There’s the reality of 4.1 percent economic growth, full employment, a declining trade deficit, and some wage growth.
And then there’s Michael Cohen.
While President Trump was focused on his sunny economic report Friday — and on tariff deals the days before — the media were obsessed with news that the president’s former attorney was prepared to tell special counsel Robert Mueller that Trump knew in advance about the June 2016 campaign meeting between Donald Trump Jr. and Russians who allegedly had dirt on Hillary Clinton.
If true, then Cohen would be contradicting prior statements by both Trump men, including Trump Jr.’s testimony before a congressional committee. Whatever the case, the president has engineered an offensive strategy that could soften the effects of Cohen’s news and most certainly will further fuel Americans’ disgust with journalists.

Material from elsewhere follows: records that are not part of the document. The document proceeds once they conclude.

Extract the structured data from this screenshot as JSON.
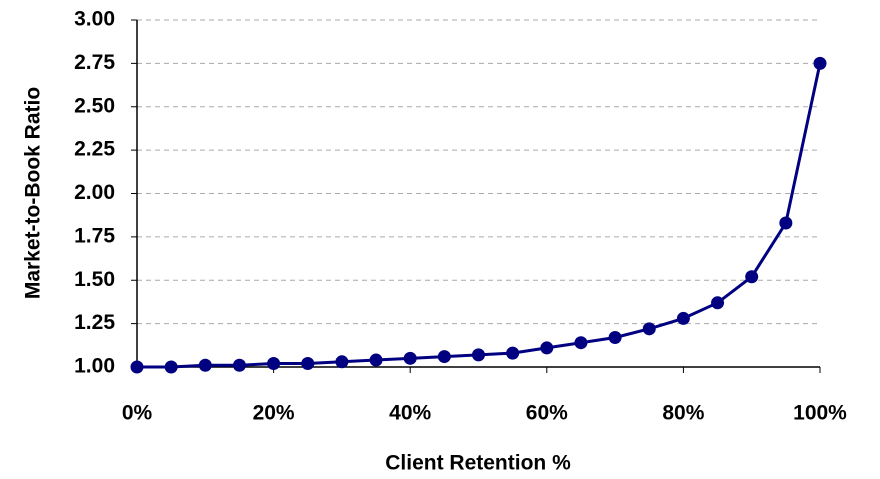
{
  "chart_data": {
    "type": "line",
    "x_label": "Client Retention %",
    "y_label": "Market-to-Book Ratio",
    "x": [
      0,
      5,
      10,
      15,
      20,
      25,
      30,
      35,
      40,
      45,
      50,
      55,
      60,
      65,
      70,
      75,
      80,
      85,
      90,
      95,
      100
    ],
    "series": [
      {
        "name": "Market-to-Book Ratio",
        "color": "#000080",
        "values": [
          1.0,
          1.0,
          1.01,
          1.01,
          1.02,
          1.02,
          1.03,
          1.04,
          1.05,
          1.06,
          1.07,
          1.08,
          1.11,
          1.14,
          1.17,
          1.22,
          1.28,
          1.37,
          1.52,
          1.83,
          2.75
        ]
      }
    ],
    "xlim": [
      0,
      100
    ],
    "xticks": [
      {
        "value": 0,
        "label": "0%"
      },
      {
        "value": 20,
        "label": "20%"
      },
      {
        "value": 40,
        "label": "40%"
      },
      {
        "value": 60,
        "label": "60%"
      },
      {
        "value": 80,
        "label": "80%"
      },
      {
        "value": 100,
        "label": "100%"
      }
    ],
    "ylim": [
      1,
      3
    ],
    "yticks": [
      {
        "value": 1,
        "label": "1.00"
      },
      {
        "value": 1.25,
        "label": "1.25"
      },
      {
        "value": 1.5,
        "label": "1.50"
      },
      {
        "value": 1.75,
        "label": "1.75"
      },
      {
        "value": 2,
        "label": "2.00"
      },
      {
        "value": 2.25,
        "label": "2.25"
      },
      {
        "value": 2.5,
        "label": "2.50"
      },
      {
        "value": 2.75,
        "label": "2.75"
      },
      {
        "value": 3,
        "label": "3.00"
      }
    ],
    "grid": true
  }
}
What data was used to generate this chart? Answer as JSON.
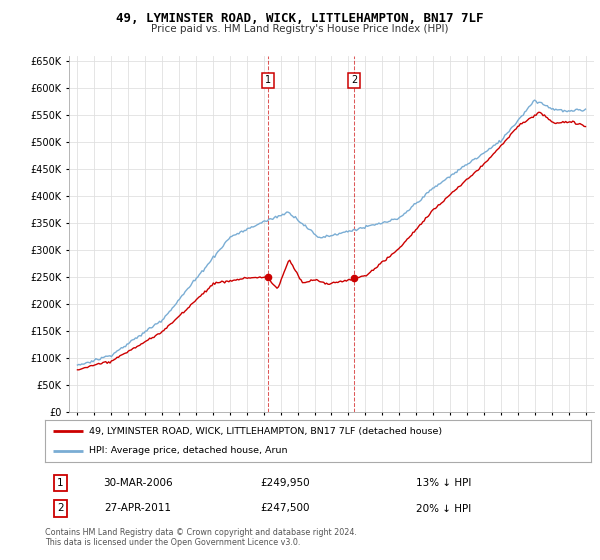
{
  "title": "49, LYMINSTER ROAD, WICK, LITTLEHAMPTON, BN17 7LF",
  "subtitle": "Price paid vs. HM Land Registry's House Price Index (HPI)",
  "legend_line1": "49, LYMINSTER ROAD, WICK, LITTLEHAMPTON, BN17 7LF (detached house)",
  "legend_line2": "HPI: Average price, detached house, Arun",
  "transactions": [
    {
      "num": 1,
      "date": "30-MAR-2006",
      "price": 249950,
      "pct": "13%",
      "dir": "↓"
    },
    {
      "num": 2,
      "date": "27-APR-2011",
      "price": 247500,
      "pct": "20%",
      "dir": "↓"
    }
  ],
  "footnote": "Contains HM Land Registry data © Crown copyright and database right 2024.\nThis data is licensed under the Open Government Licence v3.0.",
  "red_color": "#cc0000",
  "blue_color": "#7aadd4",
  "marker1_x": 2006.25,
  "marker2_x": 2011.33,
  "marker1_y": 249950,
  "marker2_y": 247500,
  "ylim": [
    0,
    660000
  ],
  "xlim_start": 1994.5,
  "xlim_end": 2025.5,
  "background_color": "#ffffff",
  "grid_color": "#e0e0e0"
}
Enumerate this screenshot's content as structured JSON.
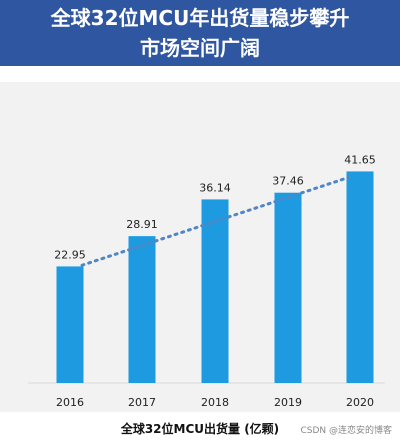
{
  "header": {
    "title_line1": "全球32位MCU年出货量稳步攀升",
    "title_line2": "市场空间广阔",
    "background_color": "#2f56a0"
  },
  "chart_data": {
    "type": "bar",
    "categories": [
      "2016",
      "2017",
      "2018",
      "2019",
      "2020"
    ],
    "values": [
      22.95,
      28.91,
      36.14,
      37.46,
      41.65
    ],
    "data_labels": [
      "22.95",
      "28.91",
      "36.14",
      "37.46",
      "41.65"
    ],
    "xlabel": "全球32位MCU出货量 (亿颗)",
    "ylabel": "",
    "ylim": [
      0,
      48
    ],
    "bar_color": "#1e9be0",
    "trendline": {
      "style": "dotted",
      "color": "#4f86c6",
      "x": [
        "2016",
        "2020"
      ],
      "y": [
        22.0,
        42.0
      ]
    },
    "grid": false,
    "legend": "none"
  },
  "watermark": "CSDN @连恋安的博客"
}
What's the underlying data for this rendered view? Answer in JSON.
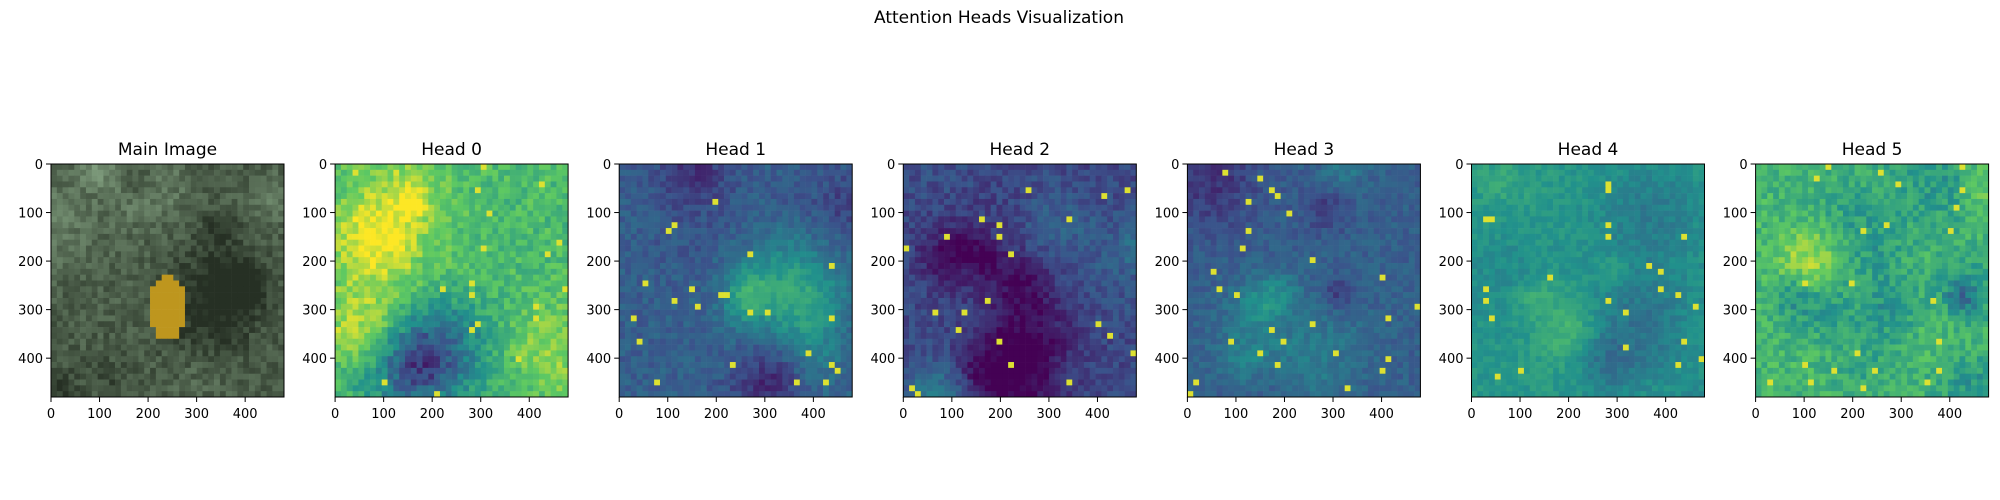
{
  "chart_data": {
    "type": "heatmap",
    "title": "Attention Heads Visualization",
    "panels": [
      {
        "title": "Main Image",
        "kind": "photo",
        "seed": 11
      },
      {
        "title": "Head 0",
        "kind": "heatmap",
        "seed": 101,
        "bias": 0.68,
        "contrast": 0.85
      },
      {
        "title": "Head 1",
        "kind": "heatmap",
        "seed": 202,
        "bias": 0.3,
        "contrast": 0.55
      },
      {
        "title": "Head 2",
        "kind": "heatmap",
        "seed": 303,
        "bias": 0.22,
        "contrast": 0.6
      },
      {
        "title": "Head 3",
        "kind": "heatmap",
        "seed": 404,
        "bias": 0.3,
        "contrast": 0.5
      },
      {
        "title": "Head 4",
        "kind": "heatmap",
        "seed": 505,
        "bias": 0.52,
        "contrast": 0.45
      },
      {
        "title": "Head 5",
        "kind": "heatmap",
        "seed": 606,
        "bias": 0.66,
        "contrast": 0.85
      }
    ],
    "xlim": [
      0,
      480
    ],
    "ylim": [
      480,
      0
    ],
    "xticks": [
      0,
      100,
      200,
      300,
      400
    ],
    "yticks": [
      0,
      100,
      200,
      300,
      400
    ],
    "grid": false,
    "colormap": "viridis",
    "colors": {
      "low": "#440154",
      "mid_low": "#31688e",
      "mid": "#21918c",
      "mid_high": "#5ec962",
      "high": "#fde725"
    }
  }
}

Publicly, he has appeared more statesmanlike, less impetuous, more disciplined, calm and composed. In other words, Trump hasn’t been himself. Distinctly missing last week was his usual puffed-up scowl; absent was the simmering rage coursing through his carotids. Despite troubling news about Cohen; about hush money paid to a Playboy model during the 2016 campaign that Trump also allegedly knew about despite his denial; and a subpoena calling the Trump Organization’s chief financial officer to testify — Trump seemed oddly at peace. Behind closed doors, he may have been dismembering insects, but at public events he seemed to have just emerged from hot yoga.
My guess: He has found serenity in gamesmanship and the knowledge that he’s winning. And, he’s quite a good actor — far better than Ronald Reagan, who essentially played himself in every role. When Trump is cool and collected, he’s clearly playing someone else.
Scene One: It’s Wednesday and Trump is seated next to European Commission President Jean-Claude Juncker in the Oval Office for a photo op. The two were about to hash out their differences on tariffs. This, and their joint announcement later in the day that they are seeking a trade peace pact, is big news given concerns about a trade war with our allies across the Atlantic.
After a few words by each man at the morning session, with the president indicating he wasn’t taking questions by saying, Thank you, thank you, thank you very much, reporters created a fray in which to jump. CNN’s Kaitlan Collins could be heard asking repeatedly about the Cohen news, while other reporters offered a convincing a cappella rendering of the barnyard at breakfast. Juncker, wearing a slight smile, seemed amused by the spectacle. (Collins was disinvited from the afternoon’s Rose Garden press conference.)
Scene Two: It’s Friday and Trump is delivering what can only be called good economic news. But some reporters focused instead on the fact that the news conference was “hastily” called. Others pointed out that wages are still low in some parts of the country or otherwise took pains to cast a negative light on the news.
A few White House officials, including economic adviser Larry Kudlow, joined the president to claim that lowered taxes and deregulation had led to increases in employment and wages — and that these increases are sustainable. A reporter might have thought to ask Kudlow how the administration plans to deal with structural wage problems that are really no one’s fault, or the president why he’s paying farmers with taxpayer money to soften the blows of his own tariff policies.
Instead, NBC News’ indefatigable Kristen Welker fired off a series of Cohen-related queries to the retreating backs of Trump and Co. as they turned to go inside. Trump knows that reporters will always opt for salaciousness and the scandal (a circumstance Trump created). He apparently has decided to let them, which for some in his base, creates the impression that he occupies the high ground.
His M.O.: Let them squawk and let the American people see what he has to deal with. In an ironic reversal, the man who is bereft of empathy seems to be betting on regular Americans feeling an abundance of empathy toward him — enough, perhaps, to last through the midterm elections in November.
Trump clearly hopes that his audience sees that he’s working to build a robust economy, pursue fair trade deals, while collecting the remains of fallen Americans from North Korea — and that all the news media want to talk about is some made-up story by some lame, lying lawyer who is threatening to tell the corrupt special counsel about some dumb meeting two years ago.
In politics, perception is everything.